TAVR programs follow inconsistent DNR policies, potentially skewing data

Some providers consistently suspend patients’ documented do-not-resuscitate (DNR) orders during and after transcatheter aortic valve replacement (TAVR) procedures, according to a new study published in the Journal of the American Geriatrics Society.[1] The findings not only raise ethical concerns, but also skew mortality data across different programs. 

The inconsistent application of DNR wishes became clear when the paper’s authors interviewed 52 TAVR coordinators in Washington and California. Out of 50 coordinators whose programs had performed TAVR in the previous calendar year, only six said that their programs respect patients’ documented DNR wishes during the entire procedure and its aftermath. Thirty-nine programs (78% of the respondents) suspended DNR status until after the procedure was complete, and sometimes up to 30 days beyond. The remaining four programs said they did not have a consistent practice and one said that they simply do not consider performing TAVR on patients with DNR status. 

“This is significant because TAVR volumes will continue to grow because of the procedure’s minimally invasive nature and because severe aortic stenosis is common among older people. People are living longer, often with more chronic conditions. So more older patients— the ones likely to have DNRs—will want this procedure,” said lead author Gwen Bernacki, MD, an assistant professor of cardiology at the University of Washington School of Medicine, in a statement about the study

Of the 39 programs that suspend patients’ DNR status during the actual TAVR procedure, 38% said they reinstated DNR within 48 hours of the surgery’s completion; 44% reinstated DNR upon discharge; and 18% did not reinstate DNR until 30 days or more after the procedure.  

Many respondents noted that their programs actually lack a formal written procedure on whether to resuscitate patients with a DNR preference. While their responses describe their usual process, only 26% of program coordinators said they have formal guidance in place. 

“Among programs categorically reversing patients' DNR status, the rationale for differing lengths of time to reinstatement reflect divergent views on accountability and reporting requirements,” the study’s authors wrote. 

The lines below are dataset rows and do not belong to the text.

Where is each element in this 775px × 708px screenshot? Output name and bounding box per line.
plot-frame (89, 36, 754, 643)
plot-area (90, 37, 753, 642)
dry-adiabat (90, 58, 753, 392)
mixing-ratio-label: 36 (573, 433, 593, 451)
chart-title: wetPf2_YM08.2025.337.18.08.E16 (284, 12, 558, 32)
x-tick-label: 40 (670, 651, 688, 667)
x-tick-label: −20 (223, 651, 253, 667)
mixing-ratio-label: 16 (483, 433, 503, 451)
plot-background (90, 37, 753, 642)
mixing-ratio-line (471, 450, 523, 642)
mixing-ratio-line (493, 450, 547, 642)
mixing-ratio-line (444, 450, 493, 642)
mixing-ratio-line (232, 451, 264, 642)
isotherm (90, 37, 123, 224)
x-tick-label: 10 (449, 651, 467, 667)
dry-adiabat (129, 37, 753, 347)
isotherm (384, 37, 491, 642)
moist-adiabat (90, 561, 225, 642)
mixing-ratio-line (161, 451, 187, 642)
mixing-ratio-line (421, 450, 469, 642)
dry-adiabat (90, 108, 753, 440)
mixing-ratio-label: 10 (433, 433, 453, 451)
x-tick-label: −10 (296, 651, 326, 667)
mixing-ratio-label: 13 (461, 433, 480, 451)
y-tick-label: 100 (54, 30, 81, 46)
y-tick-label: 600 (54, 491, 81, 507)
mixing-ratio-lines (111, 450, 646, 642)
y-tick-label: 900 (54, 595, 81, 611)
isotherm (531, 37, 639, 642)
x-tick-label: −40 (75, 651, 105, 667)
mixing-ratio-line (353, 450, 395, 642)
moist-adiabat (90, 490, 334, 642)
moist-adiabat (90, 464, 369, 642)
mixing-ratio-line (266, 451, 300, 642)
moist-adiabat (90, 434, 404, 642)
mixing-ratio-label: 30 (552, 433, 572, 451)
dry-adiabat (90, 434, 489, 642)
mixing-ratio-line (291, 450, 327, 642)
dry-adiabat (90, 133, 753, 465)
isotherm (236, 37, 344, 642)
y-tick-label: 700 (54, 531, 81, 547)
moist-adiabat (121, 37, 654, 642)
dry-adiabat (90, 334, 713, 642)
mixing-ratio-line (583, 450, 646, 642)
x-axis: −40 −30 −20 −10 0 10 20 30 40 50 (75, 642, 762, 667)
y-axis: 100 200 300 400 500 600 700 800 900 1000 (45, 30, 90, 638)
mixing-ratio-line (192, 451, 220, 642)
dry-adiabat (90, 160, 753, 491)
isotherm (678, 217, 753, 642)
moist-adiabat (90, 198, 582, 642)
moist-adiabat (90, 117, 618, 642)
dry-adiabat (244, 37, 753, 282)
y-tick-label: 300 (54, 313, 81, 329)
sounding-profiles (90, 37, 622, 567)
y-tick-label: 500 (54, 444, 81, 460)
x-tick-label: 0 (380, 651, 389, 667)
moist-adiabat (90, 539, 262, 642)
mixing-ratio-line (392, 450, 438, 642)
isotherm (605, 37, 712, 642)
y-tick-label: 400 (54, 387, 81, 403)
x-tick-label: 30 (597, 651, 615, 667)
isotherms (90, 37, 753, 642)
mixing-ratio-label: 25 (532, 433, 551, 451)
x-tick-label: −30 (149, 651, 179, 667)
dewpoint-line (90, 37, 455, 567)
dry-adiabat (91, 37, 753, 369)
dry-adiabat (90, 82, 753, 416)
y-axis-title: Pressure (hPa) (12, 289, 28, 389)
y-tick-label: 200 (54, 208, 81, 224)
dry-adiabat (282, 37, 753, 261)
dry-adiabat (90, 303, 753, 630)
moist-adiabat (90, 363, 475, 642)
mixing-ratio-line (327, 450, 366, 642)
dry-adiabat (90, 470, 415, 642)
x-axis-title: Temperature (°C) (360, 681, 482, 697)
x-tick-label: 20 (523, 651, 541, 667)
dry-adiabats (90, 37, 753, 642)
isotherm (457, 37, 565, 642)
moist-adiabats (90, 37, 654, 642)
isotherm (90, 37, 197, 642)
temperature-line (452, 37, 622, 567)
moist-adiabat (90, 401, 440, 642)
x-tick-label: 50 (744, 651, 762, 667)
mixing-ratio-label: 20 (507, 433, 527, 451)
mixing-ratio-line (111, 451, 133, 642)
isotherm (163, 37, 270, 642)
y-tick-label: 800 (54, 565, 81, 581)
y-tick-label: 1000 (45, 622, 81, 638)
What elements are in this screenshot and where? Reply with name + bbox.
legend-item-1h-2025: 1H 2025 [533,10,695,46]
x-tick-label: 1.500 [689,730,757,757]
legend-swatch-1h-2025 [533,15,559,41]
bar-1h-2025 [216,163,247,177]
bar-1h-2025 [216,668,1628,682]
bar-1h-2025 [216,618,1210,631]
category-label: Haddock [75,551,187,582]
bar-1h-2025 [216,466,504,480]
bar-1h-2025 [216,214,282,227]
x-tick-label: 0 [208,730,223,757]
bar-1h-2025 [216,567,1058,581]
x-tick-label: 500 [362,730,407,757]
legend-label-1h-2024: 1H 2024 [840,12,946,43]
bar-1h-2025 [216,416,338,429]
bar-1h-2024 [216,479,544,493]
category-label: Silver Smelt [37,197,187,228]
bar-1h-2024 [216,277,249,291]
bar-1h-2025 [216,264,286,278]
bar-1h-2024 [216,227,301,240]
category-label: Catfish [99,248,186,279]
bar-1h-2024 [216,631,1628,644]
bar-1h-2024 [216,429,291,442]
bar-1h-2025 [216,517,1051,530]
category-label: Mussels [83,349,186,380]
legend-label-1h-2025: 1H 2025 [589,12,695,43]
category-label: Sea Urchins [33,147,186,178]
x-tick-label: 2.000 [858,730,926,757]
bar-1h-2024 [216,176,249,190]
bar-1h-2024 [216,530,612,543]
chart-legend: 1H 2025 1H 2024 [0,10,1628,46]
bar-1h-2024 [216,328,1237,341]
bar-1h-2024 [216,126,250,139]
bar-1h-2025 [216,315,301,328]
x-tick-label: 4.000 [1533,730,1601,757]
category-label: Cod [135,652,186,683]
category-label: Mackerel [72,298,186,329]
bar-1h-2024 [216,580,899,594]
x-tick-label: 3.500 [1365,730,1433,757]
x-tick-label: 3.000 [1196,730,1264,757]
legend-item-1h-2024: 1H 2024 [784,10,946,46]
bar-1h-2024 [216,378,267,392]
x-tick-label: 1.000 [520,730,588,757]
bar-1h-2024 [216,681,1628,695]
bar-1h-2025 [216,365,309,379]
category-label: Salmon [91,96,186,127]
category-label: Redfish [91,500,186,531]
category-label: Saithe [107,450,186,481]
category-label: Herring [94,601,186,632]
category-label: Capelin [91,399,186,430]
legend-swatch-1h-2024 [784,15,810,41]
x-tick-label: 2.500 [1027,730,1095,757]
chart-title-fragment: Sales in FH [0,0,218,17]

The American Society of Anesthesiologists and the American College of Surgeons both state that automatic suspension of DNR status conflicts with patients’ rights to self-determination, the authors noted. 

In addition to ethical problems, the inconsistent application of DNR preferences and subsequent reporting makes it difficult for researchers to gain an accurate understanding of procedural outcomes and to compare outcomes across programs. 

“One great strength of cardiology is that the field relies strongly on research, including randomized controlled trials and outcomes studies, to determine the best ways to treat disease. So it was very surprising to see such variability in clinical decision-making among the programs we studied,” Bernacki said. 

To address both moral aspects and research-related concerns, Bernacki suggests that a governing group could create “standardized, patient-centered guidance” with input from stakeholders, including practitioners from relevant fields as well as patients and their families.  Standard guidelines could remove some of the pressure for interventional cardiologists to achieve successful outcomes for their programs, with Bernacki noting that patient mortality data is collected in national outcome registries and negatively affects program metrics. 

“Standardizing doesn't mean you can't have some flexibility and deliver care that is truly person-centered. But it means that the approach you take with patients is the same at hospitals across the country. Patients should be a part of a process that most people think is reasonable, and certainly not one that is at the least, on the surface, somewhat random,” she said.